06:38 Mais à aucun moment il n'a tenu un propos personnel visant à dire
06:41 "mais les juifs c'est des ennemis, les femmes c'est des inférieurs".
06:44 Ce sont des propos qui relèvent de l'eschatologie classique islamique
06:49 qui date de 1400 ans, dont les sources sont contestées par ailleurs.
06:53 Il faut simplement rappeler que ce ne sont pas des propos
06:56 qu'il tient de son propre chef dans le sens,
06:59 je ne dis pas qu'il a été contraint de les tenir,
07:00 dans le sens où il pense ça, il cite des textes religieux.
07:04 – Il cite des textes religieux, d'accord,
07:06 mais vous reconnaissez vous-même qu'il n'aurait pas dû le faire ?
07:09 Vous reconnaissez vous-même qu'il aurait dû être d'une certaine manière formé
07:13 pour ne pas tenir ce genre de propos face à des fidèles ?
07:17 – Je confirme à 100% ce que vous venez de dire et je vais même plus loin,
07:22 Monsieur Majoubi a été extrêmement maladroit.
07:25 Monsieur Majoubi n'est pas formé pour prendre une parole publique
07:30 devant un auditoire de plusieurs centaines de personnes.
07:33 Mais c'est la situation de l'islam en France, malheureusement.
07:36 Donc ne lui mettons pas ces choses-là sur le dos,
07:39 je puis vous garantir que Monsieur Majoubi n'est pas une personne radicalisée
07:43 ni dangereuse, maladroite, bête, il n'y a aucun problème.
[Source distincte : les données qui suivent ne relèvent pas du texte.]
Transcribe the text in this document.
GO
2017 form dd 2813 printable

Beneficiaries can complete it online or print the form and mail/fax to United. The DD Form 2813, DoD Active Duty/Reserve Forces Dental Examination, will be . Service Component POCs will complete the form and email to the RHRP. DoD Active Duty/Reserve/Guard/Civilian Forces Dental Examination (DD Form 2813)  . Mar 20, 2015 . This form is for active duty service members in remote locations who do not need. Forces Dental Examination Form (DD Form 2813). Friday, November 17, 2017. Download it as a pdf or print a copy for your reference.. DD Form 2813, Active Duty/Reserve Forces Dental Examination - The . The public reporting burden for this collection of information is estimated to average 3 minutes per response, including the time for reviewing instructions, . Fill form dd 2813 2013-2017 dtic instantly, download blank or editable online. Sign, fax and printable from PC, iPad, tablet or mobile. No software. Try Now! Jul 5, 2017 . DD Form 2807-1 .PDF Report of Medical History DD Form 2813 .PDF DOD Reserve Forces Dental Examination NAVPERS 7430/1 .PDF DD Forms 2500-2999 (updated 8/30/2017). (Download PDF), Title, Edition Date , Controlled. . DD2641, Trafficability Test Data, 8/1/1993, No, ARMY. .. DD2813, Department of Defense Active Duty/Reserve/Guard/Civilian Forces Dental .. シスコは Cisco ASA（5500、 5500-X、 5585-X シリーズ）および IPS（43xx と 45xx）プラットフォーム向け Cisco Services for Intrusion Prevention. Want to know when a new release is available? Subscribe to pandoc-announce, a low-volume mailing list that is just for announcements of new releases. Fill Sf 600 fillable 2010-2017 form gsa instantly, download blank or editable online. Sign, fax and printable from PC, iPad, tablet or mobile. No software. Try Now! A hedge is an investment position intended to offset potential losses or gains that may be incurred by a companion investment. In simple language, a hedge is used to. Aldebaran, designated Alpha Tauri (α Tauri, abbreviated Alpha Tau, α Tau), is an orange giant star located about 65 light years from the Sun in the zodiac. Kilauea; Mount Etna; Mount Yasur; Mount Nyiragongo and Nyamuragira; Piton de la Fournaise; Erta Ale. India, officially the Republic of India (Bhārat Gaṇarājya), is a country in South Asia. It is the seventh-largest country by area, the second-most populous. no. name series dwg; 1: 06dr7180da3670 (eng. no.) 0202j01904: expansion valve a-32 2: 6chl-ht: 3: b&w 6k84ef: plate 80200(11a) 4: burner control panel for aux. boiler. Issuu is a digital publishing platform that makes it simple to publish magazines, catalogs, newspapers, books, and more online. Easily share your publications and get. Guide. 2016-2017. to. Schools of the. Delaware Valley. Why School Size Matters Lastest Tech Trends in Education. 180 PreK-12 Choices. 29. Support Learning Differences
07:48 Ça ne m'aurait pas choqué qu'il soit placé en garde à vue,
07:51 auditionné, même un peu vigoureusement,
07:54 mais cette expulsion est beaucoup trop disproportionnée.
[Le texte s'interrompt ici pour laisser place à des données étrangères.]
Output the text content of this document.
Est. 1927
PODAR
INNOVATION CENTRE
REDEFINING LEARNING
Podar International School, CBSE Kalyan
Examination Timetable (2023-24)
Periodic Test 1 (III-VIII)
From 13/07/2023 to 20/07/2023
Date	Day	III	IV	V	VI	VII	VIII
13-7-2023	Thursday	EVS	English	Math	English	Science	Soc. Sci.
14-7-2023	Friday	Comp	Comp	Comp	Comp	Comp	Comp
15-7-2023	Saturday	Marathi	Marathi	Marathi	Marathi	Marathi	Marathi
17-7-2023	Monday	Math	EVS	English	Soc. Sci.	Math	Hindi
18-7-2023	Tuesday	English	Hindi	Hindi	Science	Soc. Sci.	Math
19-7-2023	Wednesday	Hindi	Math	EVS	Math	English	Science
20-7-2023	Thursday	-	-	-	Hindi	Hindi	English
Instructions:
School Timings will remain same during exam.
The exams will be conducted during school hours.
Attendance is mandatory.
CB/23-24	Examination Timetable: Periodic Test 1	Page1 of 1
07:57 – Ce que vous nous dites c'est qu'il voulait juste faire référence au Coran,
08:02 au Hadith, au texte sacré de l'islam qui date de 1500 ans
08:05 et en tout cas qu'il ne les pensait pas forcément personnellement.
08:08 C'est du reste également ce qu'il dit, sa défense c'est de dire
08:12 "je faisais référence au texte sacré".
08:17 – C'est exactement ça, vous coupez-moi si je suis trop long, pardon,
08:20 mais le Monsieur le ministre de l'Intérieur dans son arrêté,
08:24 vous le présente comme si c'était Monsieur Majoubi assis dans un café
08:27 qui vous dit "mais les juifs sont des ennemis,
08:29 les femmes il faut les contraindre et les enfermer à la maison".
08:31 Ce n'est pas du tout ce contexte-là, ce n'est pas du tout ce contexte-là.
08:35 C'est pour ça que nous contestons cette expulsion.